His figure had a stillness.
His mother watched him. Lance puzzled her, baffled her. He was so “funny” at times. He had so little to say. He was always mooning off somewhere, or shutting himself up in his room. She could remember the time when she had boasted to her friends, “O, Lancie tells me everything.” He had been such a jolly kid, a boy whom you could take to Gunter’s and stuff with food, but now——
She was not a subtle person, and like many mothers when they discover the grown stranger in their sons she was both perplexed and resentful. Vaguely conscious of a sense of loss, she had attempted to grasp at that which was no longer given. She was fussily affectionate. She wanted to be able to feel and to say: “I and my boy are such pals.” She took babyish liberties with his young dignity, and was irritated when he treated her with a kind of dark reserve. He would look at her as though he were saying: “Mater, don’t be such a fool.”

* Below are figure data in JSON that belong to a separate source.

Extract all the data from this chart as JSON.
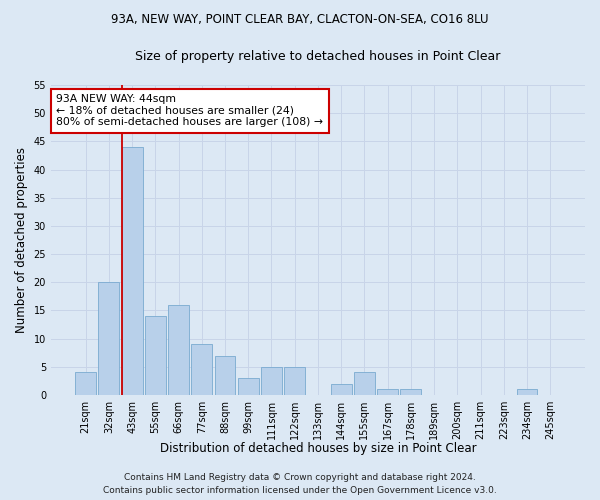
{
  "title1": "93A, NEW WAY, POINT CLEAR BAY, CLACTON-ON-SEA, CO16 8LU",
  "title2": "Size of property relative to detached houses in Point Clear",
  "xlabel": "Distribution of detached houses by size in Point Clear",
  "ylabel": "Number of detached properties",
  "categories": [
    "21sqm",
    "32sqm",
    "43sqm",
    "55sqm",
    "66sqm",
    "77sqm",
    "88sqm",
    "99sqm",
    "111sqm",
    "122sqm",
    "133sqm",
    "144sqm",
    "155sqm",
    "167sqm",
    "178sqm",
    "189sqm",
    "200sqm",
    "211sqm",
    "223sqm",
    "234sqm",
    "245sqm"
  ],
  "values": [
    4,
    20,
    44,
    14,
    16,
    9,
    7,
    3,
    5,
    5,
    0,
    2,
    4,
    1,
    1,
    0,
    0,
    0,
    0,
    1,
    0
  ],
  "bar_color": "#b8d0ea",
  "bar_edge_color": "#7aaad0",
  "vline_index": 2,
  "vline_color": "#cc0000",
  "annotation_line1": "93A NEW WAY: 44sqm",
  "annotation_line2": "← 18% of detached houses are smaller (24)",
  "annotation_line3": "80% of semi-detached houses are larger (108) →",
  "annotation_box_color": "#ffffff",
  "annotation_box_edge": "#cc0000",
  "grid_color": "#c8d4e8",
  "background_color": "#dce8f4",
  "ylim": [
    0,
    55
  ],
  "yticks": [
    0,
    5,
    10,
    15,
    20,
    25,
    30,
    35,
    40,
    45,
    50,
    55
  ],
  "footer1": "Contains HM Land Registry data © Crown copyright and database right 2024.",
  "footer2": "Contains public sector information licensed under the Open Government Licence v3.0.",
  "title1_fontsize": 8.5,
  "title2_fontsize": 9,
  "tick_fontsize": 7,
  "ylabel_fontsize": 8.5,
  "xlabel_fontsize": 8.5,
  "annotation_fontsize": 7.8,
  "footer_fontsize": 6.5
}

She was always tweaking the hair of her stranger. She could not let him alone. She would not allow him to be silent or thoughtful. She twitted him, and was archly familiar.
“Hallo, solemn face! Who’s the girl?”
She was incapable of realising that she jarred upon her son, and that she was like a distracting, worrying child to a sensitive man. All that he knew intuitively she knew not at all. That little adjective “funny” described him to her. Men were funny about this, or funny about that, or funny about women. But how exasperating, just when a something in her craved inarticulately for the youth in him.
But he was not young. She was the primitive; while he was Paris and London and Trinity and St. Francis of Assisi, and Raphael and Blake, and moonlight on Lake Leman, and Bernard Shaw. She was quite incapable of coping with him.
That orange and black hammock bed for instance? What was the objection? The thing looked nice and bright in the Dutch garden. Besides—it was comfortable. And he had called it an atrocity.
Child of impulse that she was, incapable of keeping back anything that came into her head, she hailed him.
“Lan-cie—Lan-cie.”
He hated being shouted at, especially by his mother. She was still the common child of the back street, overblown and overgrown. “Mau-die, yer mother wants yer.” He did wish that his mother would give up shouting. She shouted at the gardeners, at her menfolk, at waiters, at the girls who came to play tennis. She talked over and through people.
“Lan-cie—Lan-cie.”
After an interval he turned and looked up at her window. His response was mute.
“Lan-cie—I want to go into Aylesbury.”
Which meant that she intended him to drive her into Aylesbury, and he was wanting to go to Castle Craven. All the urge of his swift, complex, and yet simple self was setting more and more towards Castle Craven.